TDA 4862
4 2005-02-17
Functional Description
Introduction
Conventional electronic ballasts and switching power supplies are designed with a
bridge rectifier and bulk capacitor. Their disadvantage is that the circuit draws power
from the line when the instantaneous AC voltage exceeds the capacitor’s voltage. This
occurs near the line voltage peak and causes a high charge current spike with following
characteristics: the apparent power is higher than the real power that means low power
factor condition, the current spikes are non-sinusoidal with a high content of harmonics
causing line noise, the rectified voltage depends on load condition and requires a large
bulk capacitor, special efforts in noise suppression are necessary.
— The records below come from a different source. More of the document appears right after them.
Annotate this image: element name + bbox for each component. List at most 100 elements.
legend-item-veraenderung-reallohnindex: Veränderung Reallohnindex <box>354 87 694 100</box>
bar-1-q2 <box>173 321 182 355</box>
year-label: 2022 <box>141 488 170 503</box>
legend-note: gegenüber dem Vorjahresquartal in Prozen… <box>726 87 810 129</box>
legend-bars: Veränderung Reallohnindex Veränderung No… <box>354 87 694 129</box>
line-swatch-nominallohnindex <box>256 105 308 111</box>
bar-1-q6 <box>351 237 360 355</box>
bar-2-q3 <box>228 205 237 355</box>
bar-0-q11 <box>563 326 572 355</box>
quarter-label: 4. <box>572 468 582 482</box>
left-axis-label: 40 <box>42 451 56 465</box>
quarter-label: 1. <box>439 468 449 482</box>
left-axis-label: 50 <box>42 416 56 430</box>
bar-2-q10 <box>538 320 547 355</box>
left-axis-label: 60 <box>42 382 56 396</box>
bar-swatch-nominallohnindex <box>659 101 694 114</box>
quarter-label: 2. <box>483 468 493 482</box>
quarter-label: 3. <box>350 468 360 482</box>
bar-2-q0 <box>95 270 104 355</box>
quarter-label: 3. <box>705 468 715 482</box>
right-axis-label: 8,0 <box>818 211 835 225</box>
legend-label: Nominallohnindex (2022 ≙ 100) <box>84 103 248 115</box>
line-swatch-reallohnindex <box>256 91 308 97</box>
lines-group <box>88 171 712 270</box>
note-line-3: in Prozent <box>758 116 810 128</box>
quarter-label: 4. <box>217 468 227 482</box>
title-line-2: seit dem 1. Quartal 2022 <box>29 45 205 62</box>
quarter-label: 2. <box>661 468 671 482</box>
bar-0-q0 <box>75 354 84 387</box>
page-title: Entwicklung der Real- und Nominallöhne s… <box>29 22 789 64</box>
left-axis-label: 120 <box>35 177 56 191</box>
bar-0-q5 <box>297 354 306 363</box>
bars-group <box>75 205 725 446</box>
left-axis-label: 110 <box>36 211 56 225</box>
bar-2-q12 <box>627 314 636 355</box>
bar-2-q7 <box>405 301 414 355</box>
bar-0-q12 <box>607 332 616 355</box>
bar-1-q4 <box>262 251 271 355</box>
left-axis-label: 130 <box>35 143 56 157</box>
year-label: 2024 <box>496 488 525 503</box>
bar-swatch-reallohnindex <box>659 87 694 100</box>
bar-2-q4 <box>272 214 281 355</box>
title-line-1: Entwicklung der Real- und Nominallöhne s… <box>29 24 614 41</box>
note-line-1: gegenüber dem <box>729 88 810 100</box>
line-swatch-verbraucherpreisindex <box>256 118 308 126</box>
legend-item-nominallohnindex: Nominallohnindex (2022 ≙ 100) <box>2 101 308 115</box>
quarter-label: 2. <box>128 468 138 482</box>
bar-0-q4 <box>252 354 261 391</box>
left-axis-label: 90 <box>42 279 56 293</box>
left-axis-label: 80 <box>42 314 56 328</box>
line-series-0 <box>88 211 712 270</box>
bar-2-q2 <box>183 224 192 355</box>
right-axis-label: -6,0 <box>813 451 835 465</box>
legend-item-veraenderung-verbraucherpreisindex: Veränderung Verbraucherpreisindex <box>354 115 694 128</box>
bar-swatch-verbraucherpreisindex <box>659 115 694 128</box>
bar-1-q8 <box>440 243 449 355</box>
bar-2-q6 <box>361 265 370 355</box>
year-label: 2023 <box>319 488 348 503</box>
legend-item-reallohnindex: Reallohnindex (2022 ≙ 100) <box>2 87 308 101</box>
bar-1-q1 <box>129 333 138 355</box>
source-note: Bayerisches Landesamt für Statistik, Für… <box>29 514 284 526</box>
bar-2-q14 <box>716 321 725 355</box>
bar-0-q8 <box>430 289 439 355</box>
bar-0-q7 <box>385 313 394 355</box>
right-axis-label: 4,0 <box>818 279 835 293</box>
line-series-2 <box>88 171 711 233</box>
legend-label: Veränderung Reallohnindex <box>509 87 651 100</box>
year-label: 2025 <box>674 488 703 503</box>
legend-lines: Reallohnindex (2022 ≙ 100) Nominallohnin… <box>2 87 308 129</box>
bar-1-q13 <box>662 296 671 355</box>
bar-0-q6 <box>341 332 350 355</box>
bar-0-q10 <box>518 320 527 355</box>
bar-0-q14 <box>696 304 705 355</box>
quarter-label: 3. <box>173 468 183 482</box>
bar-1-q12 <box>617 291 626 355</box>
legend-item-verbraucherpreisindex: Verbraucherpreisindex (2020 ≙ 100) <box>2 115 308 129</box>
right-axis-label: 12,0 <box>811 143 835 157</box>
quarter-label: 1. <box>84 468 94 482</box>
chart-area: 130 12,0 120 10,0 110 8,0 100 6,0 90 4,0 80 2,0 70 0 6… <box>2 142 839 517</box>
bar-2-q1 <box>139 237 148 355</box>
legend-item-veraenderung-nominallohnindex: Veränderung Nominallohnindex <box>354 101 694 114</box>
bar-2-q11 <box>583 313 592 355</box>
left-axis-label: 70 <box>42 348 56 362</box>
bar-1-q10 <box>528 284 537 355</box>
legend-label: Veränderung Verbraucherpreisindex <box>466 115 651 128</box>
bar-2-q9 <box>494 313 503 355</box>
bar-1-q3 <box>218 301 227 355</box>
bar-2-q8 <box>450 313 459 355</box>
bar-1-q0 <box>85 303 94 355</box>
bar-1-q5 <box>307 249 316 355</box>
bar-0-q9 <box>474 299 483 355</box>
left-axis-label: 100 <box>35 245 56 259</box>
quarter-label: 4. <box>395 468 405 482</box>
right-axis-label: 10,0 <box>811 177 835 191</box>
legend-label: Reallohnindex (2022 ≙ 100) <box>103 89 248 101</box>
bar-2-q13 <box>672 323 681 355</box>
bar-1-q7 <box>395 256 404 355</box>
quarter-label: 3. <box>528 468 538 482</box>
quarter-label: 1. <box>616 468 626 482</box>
With the TDA 4862 preconverter a sinusoidal current is achieved which varies in direct
instantaneous proportion to the input voltage half sine wave and means a power factor
near 1. This is due to the appearance of almost any complex load like a resistive one at
the AC line. The harmonic distortions are reduced and comply with the IEC555 standard.
Operating Description
The TDA 4862 contains a wide bandwidth voltage amplifier used in a feedback loop, an
overvoltage regulator, an one quadrant multiplier with a wide linear operating range, a
current sense comparator, zero current detector, a PWM and logic circuitry, a totem-pole
MOSFET driver, an internal trimmed voltage reference, a restart timer and an
undervoltage lockout circuitry. These functional blocks are described below.
Voltage Amplifier
The voltage amplifier is internally compensated and yields a gain bandwidth of 0.8 MHz
and a phase margin of 80 degrees. The non-inverting input is biased at 2.5 V and is not
pinned out. The inverting input is sensing the output voltage via a resitive devider. The
voltage amplifier output VAOUT and the inverting input VSENSE are connected in a simplest
way via an external capacitor. It forms an integrator which monitors the average output
voltage over several line cycles. Typically the bandwidth is set below 20 Hz. ln order to
keep the output voltage constant the voltage amplifier output is connected to the
multiplier input for regulation.
Overvoltage Regulator
Fast changes of the output voltage can’t be regulated by the integrator formed with the
voltage amplifier This occurs during initial start-up, sudden load removal, or output arcing
and leads to a current peak at the voltage amplifier input while the voltage amplifier’s
differential input voltages remains zero. The peak current is flowing through the external
capacitor into VAOUT. Exceeding an internal defined margin causes a regulation circuitry
to reduce the multiplier output voltage.